Original Air Date: Jan. 10, 1990 (estimated date)

No idea about date

Audio missing

Transcript

(Recording of a Pine Siskin)

The most abundant bird at some Northland feeders right now is the Pine Siskin. This tiny streaked bird is so non-descript that many people just call it a finch and leave it at that. It resembles a redpoll, except that it’s bill is thinner and darker and it lacks a redpoll’s crimson forehead. During summer siskins are probably the most abundant bird in many areas of Minnesota and Wisconsin, but they’re seldom seen then, spending their time at treetop level instead of down at feeders. If you don’t recognize their chittering notes and their zippy song, you won’t even know they’re around.

(Recording)

Siskins take their name from the Swedish word “siska,” for a chirper. They’re closely related to goldfinches and pet canaries, but the only evidence of this relationship in a siskin’s plumage is the bright yellow wingbars. Since they’re so drab, people never call them “wild canaries.”

The Pine Siskin is a tiny bird–it weighs only half an ounce. It’s also one of our tamest birds–during frigid spells in winter it’s not hard to tame at least one siskin to take seed from your hand. As with most birds that tame readily, siskins are quite capable of learning. Laboratory studies show that many songbirds’ behavior patterns depend mostly on instinct, but a few, like the Pine Siskin, are fairly intelligent by human standards.

The oldest Pine Siskin on record lived for 11 years at the National Zoo in Washington. In the wild, siskins have survived as long as 7 years. They eat mostly seeds–from conifers and alders, but in summer they eat quite a few insects as well. Siskins are nomads. Their flocks move all around the northern forests from season to season. Some winters they are absent from Northland towns, yet other winters they are abundant, as in this year.

At bird feeders they eat sunflower seed and niger seed– also known as thistle. In my yard they spend quite a bit of time in my children’s sandbox, picking up grit to help them digest this seed diet. They often alight on roads, picking up the salted sand dropped by winter highway crews.
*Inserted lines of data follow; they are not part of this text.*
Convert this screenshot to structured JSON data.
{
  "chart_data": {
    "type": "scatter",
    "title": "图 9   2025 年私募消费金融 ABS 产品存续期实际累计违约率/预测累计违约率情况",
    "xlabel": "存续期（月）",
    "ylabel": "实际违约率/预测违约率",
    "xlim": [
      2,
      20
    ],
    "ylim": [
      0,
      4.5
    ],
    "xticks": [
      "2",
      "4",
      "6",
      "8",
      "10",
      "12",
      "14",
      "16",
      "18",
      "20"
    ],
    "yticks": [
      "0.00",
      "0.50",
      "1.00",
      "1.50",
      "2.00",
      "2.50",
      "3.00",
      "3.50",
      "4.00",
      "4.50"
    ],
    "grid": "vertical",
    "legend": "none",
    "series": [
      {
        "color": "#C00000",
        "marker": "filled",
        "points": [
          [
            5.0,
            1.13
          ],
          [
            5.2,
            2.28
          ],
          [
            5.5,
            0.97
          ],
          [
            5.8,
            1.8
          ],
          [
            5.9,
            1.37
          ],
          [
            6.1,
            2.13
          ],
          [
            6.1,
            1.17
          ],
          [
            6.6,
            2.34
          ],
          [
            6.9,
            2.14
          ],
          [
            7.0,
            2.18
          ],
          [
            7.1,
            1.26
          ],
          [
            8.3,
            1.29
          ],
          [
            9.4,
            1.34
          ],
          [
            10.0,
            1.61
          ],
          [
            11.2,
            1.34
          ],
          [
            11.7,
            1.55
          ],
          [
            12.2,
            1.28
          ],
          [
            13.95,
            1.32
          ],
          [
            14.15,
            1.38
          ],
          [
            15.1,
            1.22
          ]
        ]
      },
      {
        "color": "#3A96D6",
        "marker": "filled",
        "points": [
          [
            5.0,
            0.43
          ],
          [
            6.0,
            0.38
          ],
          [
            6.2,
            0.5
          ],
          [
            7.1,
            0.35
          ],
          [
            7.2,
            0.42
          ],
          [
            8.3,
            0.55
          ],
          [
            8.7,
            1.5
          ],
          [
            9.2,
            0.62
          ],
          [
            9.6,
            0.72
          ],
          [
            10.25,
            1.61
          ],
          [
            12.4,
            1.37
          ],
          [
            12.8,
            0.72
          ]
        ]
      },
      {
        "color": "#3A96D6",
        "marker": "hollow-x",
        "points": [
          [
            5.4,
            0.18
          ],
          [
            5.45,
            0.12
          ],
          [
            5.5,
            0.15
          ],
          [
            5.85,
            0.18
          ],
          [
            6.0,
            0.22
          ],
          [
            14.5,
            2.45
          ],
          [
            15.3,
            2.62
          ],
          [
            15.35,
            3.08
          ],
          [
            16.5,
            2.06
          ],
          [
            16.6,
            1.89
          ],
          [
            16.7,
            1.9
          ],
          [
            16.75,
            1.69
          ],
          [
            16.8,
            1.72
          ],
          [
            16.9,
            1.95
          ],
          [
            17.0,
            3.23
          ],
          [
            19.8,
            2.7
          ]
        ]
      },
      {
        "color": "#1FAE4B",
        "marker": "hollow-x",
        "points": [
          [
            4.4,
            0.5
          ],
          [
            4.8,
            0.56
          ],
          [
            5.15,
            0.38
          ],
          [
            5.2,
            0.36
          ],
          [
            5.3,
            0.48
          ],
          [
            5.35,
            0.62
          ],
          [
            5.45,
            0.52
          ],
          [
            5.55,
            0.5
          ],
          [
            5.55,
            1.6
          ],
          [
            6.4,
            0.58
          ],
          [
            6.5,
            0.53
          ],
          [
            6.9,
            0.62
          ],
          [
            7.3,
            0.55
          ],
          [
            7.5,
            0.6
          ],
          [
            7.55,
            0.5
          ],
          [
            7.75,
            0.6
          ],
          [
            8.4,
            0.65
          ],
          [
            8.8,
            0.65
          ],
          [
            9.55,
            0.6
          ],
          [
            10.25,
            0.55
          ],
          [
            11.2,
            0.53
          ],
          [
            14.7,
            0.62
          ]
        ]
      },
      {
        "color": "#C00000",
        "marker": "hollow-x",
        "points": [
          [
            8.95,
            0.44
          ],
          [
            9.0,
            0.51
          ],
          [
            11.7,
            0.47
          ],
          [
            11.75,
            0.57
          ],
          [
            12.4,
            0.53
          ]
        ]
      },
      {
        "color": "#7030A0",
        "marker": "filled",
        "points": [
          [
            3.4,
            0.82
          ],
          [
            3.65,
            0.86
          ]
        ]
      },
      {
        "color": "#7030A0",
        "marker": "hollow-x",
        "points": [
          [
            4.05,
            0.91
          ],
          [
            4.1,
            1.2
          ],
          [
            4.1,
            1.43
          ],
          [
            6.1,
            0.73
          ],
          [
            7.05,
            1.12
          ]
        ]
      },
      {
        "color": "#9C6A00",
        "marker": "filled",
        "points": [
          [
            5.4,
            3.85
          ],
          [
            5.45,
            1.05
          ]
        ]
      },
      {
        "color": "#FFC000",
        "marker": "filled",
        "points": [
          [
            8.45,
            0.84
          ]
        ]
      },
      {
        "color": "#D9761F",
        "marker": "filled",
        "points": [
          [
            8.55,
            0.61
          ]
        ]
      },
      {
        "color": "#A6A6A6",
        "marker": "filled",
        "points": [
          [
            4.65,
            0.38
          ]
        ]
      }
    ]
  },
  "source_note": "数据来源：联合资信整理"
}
Flocks of siskins in flight are easy to recognize by their calls. They were one of the most abundant migrants over the Lakewood Pumping Station just up the shore from Duluth as we took counts in fall–14,714 of them were counted in 1988 during migration. But this bird is probably the hardest species of all to count accurately–each flock is tightly formed, and undulates past at quick speeds, but the birds shift position within the flock constantly.

My favorite story about siskins is from a Massachusetts bird-watcher who used to sleep with his window open even in the dead of winter. If he was late getting up to fill his feeder, siskins would fly right into his bedroom and tug at his hair or tweak his ear. Once he tried to catch a few more winks by burying his head under the blankets, leaving a tunnel to breathe through, but one siskin hopped through the tunnel and nipped him on his nose. Pine Siskins may be nondescript, but they are certainly a bird worth watching.

(Recording of a Pine Siskin)

This is Laura Erickson, and this program has been “For the Birds.”